Location
- 200 Parklane Drive East Dubuque, Jo Daviess County, Illinois 61025 United States
- Coordinates: 42°29′50″N 90°37′33″W﻿ / ﻿42.4972°N 90.6257°W

Information
- Type: Comprehensive Public High School
- School district: East Dubuque Community Unit School District 119
- Superintendent: TJ Potts
- Principal: Darren Sirianni
- Staff: 18.45 (FTE)
- Grades: 7–12
- Enrollment: 181 (2023-2024)
- Student to teacher ratio: 9.81
- Campus type: Small city
- Colors: Royal Blue, White
- Athletics conference: Northwest Upstate Illini
- Mascot: Warriors
- Rivals: Galena Pirates
- Website: East Dubuque High School Website

= East Dubuque High School =

School in East Dubuque, Illinois, United States

East Dubuque High School and jr high, or EDHS / js, is a public four-year high school located at 200 Parklane Drive in East Dubuque, Illinois, a small city in Jo Daviess County, Illinois, in the Midwestern United States.

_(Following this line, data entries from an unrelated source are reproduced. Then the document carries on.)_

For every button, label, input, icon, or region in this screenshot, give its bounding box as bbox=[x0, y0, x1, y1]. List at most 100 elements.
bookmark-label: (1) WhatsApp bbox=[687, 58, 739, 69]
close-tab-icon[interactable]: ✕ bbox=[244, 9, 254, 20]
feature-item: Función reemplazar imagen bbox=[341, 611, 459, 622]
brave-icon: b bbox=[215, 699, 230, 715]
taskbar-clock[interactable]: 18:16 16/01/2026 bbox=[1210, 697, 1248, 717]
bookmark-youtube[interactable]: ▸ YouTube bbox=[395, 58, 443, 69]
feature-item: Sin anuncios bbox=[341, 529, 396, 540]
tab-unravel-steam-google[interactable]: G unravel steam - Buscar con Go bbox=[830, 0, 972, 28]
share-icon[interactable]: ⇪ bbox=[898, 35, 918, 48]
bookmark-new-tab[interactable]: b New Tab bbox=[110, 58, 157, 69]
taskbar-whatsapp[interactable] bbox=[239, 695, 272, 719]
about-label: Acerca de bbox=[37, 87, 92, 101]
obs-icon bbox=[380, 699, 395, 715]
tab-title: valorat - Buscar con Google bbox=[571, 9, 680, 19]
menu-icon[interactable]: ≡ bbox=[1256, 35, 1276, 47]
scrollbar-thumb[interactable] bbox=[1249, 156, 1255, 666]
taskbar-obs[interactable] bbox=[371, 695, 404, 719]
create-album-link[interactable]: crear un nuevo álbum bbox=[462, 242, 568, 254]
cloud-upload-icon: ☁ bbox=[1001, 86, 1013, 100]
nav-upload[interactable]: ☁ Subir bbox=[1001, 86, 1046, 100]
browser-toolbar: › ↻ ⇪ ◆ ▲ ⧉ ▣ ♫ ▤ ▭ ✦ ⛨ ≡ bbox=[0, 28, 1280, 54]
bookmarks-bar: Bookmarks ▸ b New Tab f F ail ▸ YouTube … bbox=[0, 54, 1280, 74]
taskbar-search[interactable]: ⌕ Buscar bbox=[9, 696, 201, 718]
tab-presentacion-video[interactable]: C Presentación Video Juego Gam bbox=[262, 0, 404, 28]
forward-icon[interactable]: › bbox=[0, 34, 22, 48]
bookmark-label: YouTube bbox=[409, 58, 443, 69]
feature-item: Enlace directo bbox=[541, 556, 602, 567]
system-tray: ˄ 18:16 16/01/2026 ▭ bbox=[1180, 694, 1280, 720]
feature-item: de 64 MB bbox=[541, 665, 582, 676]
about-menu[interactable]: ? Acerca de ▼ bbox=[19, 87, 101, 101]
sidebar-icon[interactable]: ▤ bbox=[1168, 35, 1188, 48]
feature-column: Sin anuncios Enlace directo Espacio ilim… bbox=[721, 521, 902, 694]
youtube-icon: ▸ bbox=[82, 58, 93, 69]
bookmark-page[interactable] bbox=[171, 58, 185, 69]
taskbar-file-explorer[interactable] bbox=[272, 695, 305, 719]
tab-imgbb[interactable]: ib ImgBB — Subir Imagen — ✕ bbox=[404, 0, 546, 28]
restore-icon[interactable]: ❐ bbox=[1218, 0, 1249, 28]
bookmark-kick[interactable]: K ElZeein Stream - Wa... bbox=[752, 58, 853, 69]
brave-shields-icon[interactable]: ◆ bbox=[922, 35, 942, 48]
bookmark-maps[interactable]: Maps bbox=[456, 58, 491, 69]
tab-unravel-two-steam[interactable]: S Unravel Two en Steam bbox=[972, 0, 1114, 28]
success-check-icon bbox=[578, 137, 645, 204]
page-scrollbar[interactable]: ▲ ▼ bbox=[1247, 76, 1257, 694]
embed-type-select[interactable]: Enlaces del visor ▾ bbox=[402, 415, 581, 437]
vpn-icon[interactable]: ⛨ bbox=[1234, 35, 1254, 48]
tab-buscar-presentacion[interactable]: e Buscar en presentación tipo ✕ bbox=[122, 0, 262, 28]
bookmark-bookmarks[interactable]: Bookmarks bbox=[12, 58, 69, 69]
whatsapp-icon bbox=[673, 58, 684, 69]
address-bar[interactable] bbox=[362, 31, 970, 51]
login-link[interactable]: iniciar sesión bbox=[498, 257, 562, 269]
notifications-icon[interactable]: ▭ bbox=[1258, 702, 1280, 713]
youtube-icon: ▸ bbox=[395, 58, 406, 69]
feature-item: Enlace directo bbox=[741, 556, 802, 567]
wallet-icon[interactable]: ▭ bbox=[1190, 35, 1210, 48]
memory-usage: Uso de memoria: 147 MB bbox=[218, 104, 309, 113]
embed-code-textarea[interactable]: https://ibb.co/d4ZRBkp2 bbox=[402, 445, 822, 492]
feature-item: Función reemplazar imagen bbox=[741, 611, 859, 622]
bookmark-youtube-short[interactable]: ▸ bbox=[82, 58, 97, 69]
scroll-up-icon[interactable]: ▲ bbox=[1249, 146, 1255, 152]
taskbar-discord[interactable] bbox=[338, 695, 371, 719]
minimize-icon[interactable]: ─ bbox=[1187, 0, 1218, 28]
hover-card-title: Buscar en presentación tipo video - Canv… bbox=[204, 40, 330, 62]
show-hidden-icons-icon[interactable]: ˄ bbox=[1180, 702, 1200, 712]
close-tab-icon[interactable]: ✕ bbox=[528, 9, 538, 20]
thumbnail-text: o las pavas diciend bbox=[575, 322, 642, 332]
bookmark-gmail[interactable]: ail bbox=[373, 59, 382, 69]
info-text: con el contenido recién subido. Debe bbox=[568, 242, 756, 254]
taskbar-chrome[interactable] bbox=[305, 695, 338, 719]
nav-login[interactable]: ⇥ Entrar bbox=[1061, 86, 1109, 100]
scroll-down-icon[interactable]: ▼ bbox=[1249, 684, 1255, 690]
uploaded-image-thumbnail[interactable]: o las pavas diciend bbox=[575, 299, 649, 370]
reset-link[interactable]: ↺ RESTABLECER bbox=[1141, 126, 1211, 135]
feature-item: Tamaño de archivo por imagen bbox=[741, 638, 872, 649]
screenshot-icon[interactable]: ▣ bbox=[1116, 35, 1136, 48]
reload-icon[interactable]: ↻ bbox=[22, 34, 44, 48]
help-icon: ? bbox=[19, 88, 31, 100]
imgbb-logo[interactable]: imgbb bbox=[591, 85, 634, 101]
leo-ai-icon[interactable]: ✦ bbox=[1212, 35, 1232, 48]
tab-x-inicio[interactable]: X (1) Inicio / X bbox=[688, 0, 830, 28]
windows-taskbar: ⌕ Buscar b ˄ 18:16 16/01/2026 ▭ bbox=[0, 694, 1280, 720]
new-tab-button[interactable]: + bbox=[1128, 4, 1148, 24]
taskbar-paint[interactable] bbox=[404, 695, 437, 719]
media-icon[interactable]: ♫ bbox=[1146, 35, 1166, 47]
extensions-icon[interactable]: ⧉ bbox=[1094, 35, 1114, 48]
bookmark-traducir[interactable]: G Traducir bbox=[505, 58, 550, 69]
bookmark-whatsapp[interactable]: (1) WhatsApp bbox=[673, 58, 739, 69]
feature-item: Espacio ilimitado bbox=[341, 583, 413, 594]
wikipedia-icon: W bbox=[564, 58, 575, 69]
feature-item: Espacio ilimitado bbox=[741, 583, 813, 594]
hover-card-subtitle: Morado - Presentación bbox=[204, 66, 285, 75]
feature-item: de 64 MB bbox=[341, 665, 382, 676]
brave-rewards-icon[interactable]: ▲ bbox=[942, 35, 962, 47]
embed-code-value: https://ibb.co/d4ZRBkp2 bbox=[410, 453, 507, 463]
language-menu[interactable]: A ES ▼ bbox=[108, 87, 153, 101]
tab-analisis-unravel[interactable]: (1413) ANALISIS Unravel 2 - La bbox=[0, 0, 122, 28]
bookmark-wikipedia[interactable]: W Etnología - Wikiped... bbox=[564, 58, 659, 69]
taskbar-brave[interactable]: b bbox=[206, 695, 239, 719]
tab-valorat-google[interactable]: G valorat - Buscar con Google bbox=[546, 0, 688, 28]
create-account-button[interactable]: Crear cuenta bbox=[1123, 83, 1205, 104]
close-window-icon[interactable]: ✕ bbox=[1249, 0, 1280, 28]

EDHS serves the community and surrounding area of East Dubuque. The campus is located 2 miles east of Dubuque, Iowa, and serves a mixed small city and rural residential community.

==Academics==
East Dubuque has had successful academic teams, accumulating many winning seasons and playoff appearances. The Warriors made it to the Regional Championship of the IHSA Scholastic Bowl tournament in 2008. East Dubuque also got academic attention when one of its students received a perfect score on the ACT. In 2019, East Dubuque ranked as the 3,725 best schools in the United States, and 129 in Illinois based on U.S. News & World Report.

==Athletics==
East Dubuque High School competes in the Northwest Upstate Illini Conference and is a member school in the Illinois High School Association. Their mascot is the Warriors, with school colors of royal blue and white. In 2001, Abby Redmon, while running for the Galena (coop) track & field team, won a state championship in the 300-meter low hurdles. The football team won the NUIC championship in 2009 and 2010 and participated in the IHSA state football tournament, making it to the quarterfinals each season, ironically losing both years to Lena-Winslow High School, a team from the same conference.

==History==
East Dubuque High School has no known consolidations in the recent past. Surrounding communities may have possessed high schools at some time which were consolidated into the current EDHS.
Potential reference/citation:
East Dubuque High School's original home was built in 1893 atop Montgomery hill overlooking the Mississippi River and the Iowa/Illinois border. The old building saw its last graduating class in 1978 when a new school was built near the Wisconsin border. The old school still stands today at 430 Sidney Street as Ahva Living of East Dubuque, housing some people who attended the school as students decades earlier.